Examples: Time-series databases, IoT data storage, log aggregation, sensor networks, analytics platforms

Database Selection Decision Tree

Is data highly structured with relationships?
├─ Yes → Relational Database
└─ No → Continue

Is data arriving continuously in real-time?
├─ Yes → Streaming Engine
└─ No → Continue

Is data primarily about relationships/connections?
├─ Yes → Graph Database
└─ No → Continue

Is data large binary objects (images, videos)?
├─ Yes → Document Store or Object Storage
└─ No → Continue

Is data JSON/document-based with flexible schema?
├─ Yes → Document Store or Key-Value Store
└─ No → Continue

Is data sparse with many columns, continuously growing?
├─ Yes → Column-Oriented Store
└─ No → Reevaluate requirements

Conclusion

This tutorial explored two critical technologies in modern data systems: Apache Cassandra for distributed NoSQL storage and Apache Storm for real-time stream processing.

Cassandra Lessons:

Schema design must align with query patterns
ORDER BY only works on clustering columns
ALLOW FILTERING enables flexible queries but at a performance cost
Updates require partition keys denormalization is often necessary

Storm Lessons:

Tumbling windows provide non-overlapping periodic summaries
Sliding windows enable smooth, continuous metrics with overlapping data
Window completeness ensures accuracy but may delay results
Choosing between batch and stream processing depends on latency requirements

Database Selection:

Relational databases for structured, transactional data
Streaming engines for real-time, continuous data processing
Graph databases for highly interconnected data
Document/key-value stores for flexible, schema-less data
Column-oriented stores for sparse, wide, growing tables

Understanding these systems deeply not just using them as black boxes enables building scalable, efficient data architectures.
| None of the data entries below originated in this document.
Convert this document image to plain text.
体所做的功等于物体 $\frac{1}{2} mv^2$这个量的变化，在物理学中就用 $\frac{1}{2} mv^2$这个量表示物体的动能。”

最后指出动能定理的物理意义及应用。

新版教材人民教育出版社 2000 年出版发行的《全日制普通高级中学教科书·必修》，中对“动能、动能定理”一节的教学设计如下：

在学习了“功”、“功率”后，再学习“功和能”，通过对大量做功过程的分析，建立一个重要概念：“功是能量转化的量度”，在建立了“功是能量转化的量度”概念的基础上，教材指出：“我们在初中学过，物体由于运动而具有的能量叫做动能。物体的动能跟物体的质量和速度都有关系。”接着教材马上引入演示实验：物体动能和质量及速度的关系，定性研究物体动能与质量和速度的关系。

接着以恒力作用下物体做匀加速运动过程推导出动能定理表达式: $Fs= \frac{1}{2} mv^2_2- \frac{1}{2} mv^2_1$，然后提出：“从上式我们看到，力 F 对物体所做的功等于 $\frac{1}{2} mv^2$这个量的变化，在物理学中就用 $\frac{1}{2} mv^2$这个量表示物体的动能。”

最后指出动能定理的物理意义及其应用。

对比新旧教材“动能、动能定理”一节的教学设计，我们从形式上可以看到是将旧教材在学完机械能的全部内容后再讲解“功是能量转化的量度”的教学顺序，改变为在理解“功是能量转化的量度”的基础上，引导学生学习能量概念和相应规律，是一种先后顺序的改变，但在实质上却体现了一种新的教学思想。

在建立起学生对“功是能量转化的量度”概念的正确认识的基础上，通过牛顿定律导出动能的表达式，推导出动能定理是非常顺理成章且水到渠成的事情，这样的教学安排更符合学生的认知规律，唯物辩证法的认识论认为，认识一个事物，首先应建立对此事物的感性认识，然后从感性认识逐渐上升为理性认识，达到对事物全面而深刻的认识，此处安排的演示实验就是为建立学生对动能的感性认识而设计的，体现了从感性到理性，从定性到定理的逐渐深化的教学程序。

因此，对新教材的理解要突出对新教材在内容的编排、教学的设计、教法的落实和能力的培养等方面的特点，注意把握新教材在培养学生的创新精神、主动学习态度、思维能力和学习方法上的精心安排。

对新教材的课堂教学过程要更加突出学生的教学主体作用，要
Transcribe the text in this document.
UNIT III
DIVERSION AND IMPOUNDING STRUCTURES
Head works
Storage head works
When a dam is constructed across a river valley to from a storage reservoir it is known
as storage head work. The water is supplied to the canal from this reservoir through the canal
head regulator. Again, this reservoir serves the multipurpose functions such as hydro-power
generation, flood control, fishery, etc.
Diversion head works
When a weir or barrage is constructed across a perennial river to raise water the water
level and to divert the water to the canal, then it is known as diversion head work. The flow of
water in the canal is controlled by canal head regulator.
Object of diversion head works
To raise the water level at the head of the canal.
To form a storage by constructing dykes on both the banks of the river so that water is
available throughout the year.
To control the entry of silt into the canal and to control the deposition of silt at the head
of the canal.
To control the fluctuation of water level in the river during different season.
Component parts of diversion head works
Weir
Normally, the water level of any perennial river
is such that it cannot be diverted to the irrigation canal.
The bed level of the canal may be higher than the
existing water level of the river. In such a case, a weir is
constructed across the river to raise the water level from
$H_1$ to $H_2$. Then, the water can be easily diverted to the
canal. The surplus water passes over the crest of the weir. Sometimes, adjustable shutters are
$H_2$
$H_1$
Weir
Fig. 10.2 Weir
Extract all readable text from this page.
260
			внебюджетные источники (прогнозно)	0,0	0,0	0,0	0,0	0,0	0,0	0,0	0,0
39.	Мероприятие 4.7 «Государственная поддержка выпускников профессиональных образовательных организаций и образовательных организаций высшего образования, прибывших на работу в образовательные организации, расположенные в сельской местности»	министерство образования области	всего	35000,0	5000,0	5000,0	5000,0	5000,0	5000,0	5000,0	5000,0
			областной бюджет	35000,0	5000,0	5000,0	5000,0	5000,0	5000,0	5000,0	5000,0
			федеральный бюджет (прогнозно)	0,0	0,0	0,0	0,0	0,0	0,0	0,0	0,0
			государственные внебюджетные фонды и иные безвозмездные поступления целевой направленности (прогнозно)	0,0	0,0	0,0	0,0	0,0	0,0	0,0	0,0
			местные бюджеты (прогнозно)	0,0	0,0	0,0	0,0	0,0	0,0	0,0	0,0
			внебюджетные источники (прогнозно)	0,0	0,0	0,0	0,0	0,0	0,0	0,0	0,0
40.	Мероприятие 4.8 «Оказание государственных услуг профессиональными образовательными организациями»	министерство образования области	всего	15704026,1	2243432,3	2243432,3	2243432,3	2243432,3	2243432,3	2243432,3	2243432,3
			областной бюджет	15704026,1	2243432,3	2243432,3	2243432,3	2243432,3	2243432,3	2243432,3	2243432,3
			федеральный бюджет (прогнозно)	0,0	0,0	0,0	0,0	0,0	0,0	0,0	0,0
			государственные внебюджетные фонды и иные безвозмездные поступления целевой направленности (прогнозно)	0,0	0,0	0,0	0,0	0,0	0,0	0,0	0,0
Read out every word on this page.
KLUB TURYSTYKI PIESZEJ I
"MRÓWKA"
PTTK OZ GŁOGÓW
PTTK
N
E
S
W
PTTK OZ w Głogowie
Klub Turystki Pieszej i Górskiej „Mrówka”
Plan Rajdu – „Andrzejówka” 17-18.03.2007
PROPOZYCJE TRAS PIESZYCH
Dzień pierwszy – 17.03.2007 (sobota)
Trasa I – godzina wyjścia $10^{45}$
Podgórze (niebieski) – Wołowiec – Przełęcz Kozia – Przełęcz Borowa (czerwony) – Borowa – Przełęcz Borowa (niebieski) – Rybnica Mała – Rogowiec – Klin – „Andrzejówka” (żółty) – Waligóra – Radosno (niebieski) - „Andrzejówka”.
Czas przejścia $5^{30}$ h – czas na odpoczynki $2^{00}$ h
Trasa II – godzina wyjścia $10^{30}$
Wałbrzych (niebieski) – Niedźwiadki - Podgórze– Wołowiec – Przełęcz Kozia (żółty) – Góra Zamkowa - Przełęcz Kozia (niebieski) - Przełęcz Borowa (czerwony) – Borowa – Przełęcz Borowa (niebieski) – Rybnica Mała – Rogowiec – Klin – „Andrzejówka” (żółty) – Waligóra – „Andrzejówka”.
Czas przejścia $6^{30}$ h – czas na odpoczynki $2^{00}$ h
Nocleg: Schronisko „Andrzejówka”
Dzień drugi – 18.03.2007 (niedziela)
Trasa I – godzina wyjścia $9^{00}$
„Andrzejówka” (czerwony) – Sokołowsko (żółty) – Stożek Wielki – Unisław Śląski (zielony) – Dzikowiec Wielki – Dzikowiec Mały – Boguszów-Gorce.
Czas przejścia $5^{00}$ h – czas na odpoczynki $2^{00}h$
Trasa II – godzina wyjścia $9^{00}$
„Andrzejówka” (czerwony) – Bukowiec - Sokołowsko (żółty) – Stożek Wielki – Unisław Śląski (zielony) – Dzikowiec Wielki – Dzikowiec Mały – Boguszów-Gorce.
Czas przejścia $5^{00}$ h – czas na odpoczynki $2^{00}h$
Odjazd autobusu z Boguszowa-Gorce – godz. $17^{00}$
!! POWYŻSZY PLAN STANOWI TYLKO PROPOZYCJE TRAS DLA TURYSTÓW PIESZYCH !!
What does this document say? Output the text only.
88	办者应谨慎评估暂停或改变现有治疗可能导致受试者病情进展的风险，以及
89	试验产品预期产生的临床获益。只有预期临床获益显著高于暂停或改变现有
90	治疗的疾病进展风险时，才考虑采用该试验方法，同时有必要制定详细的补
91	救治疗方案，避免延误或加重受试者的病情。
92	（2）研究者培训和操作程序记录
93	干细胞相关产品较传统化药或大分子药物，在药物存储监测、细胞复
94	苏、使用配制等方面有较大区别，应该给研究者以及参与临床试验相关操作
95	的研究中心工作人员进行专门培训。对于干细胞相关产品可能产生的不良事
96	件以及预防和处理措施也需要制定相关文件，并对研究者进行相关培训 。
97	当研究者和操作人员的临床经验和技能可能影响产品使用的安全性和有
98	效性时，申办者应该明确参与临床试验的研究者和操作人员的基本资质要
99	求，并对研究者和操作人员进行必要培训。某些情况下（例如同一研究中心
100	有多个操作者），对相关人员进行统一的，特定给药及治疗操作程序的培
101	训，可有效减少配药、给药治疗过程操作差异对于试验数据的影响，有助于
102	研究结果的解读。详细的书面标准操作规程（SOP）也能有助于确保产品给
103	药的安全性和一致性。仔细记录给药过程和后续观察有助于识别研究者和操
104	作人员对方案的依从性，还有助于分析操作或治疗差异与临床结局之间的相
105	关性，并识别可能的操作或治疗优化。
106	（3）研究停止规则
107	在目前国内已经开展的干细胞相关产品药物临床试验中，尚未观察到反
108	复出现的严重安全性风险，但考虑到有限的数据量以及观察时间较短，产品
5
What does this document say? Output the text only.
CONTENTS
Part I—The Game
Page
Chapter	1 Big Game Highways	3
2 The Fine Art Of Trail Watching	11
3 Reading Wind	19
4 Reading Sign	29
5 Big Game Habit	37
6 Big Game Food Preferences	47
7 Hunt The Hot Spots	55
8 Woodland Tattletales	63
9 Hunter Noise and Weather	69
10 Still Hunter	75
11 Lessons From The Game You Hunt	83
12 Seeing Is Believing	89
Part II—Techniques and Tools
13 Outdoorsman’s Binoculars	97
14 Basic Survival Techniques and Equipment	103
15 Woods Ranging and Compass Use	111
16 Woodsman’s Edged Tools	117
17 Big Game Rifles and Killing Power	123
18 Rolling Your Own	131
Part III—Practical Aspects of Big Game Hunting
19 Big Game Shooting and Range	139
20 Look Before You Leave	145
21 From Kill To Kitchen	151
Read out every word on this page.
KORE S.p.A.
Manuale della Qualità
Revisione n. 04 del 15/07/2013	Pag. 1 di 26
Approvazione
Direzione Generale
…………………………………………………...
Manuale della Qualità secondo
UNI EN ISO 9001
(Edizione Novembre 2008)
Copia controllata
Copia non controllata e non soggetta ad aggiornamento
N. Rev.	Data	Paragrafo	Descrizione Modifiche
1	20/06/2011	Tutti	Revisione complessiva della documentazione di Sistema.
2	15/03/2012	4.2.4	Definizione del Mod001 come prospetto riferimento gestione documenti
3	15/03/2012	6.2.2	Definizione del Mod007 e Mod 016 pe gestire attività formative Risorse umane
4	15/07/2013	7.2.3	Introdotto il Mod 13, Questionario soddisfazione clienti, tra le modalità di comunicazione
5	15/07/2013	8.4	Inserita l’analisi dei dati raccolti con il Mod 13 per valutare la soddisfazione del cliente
When you know why Cassandra restricts ORDER BY, when you understand the trade-offs between tumbling and sliding windows, when you can choose the right database for your use case you become a better data engineer.

The modern data landscape offers many specialized tools. Success comes from understanding their strengths, limitations, and appropriate use cases. There's no one-size-fits-all solution only the right tool for each specific job.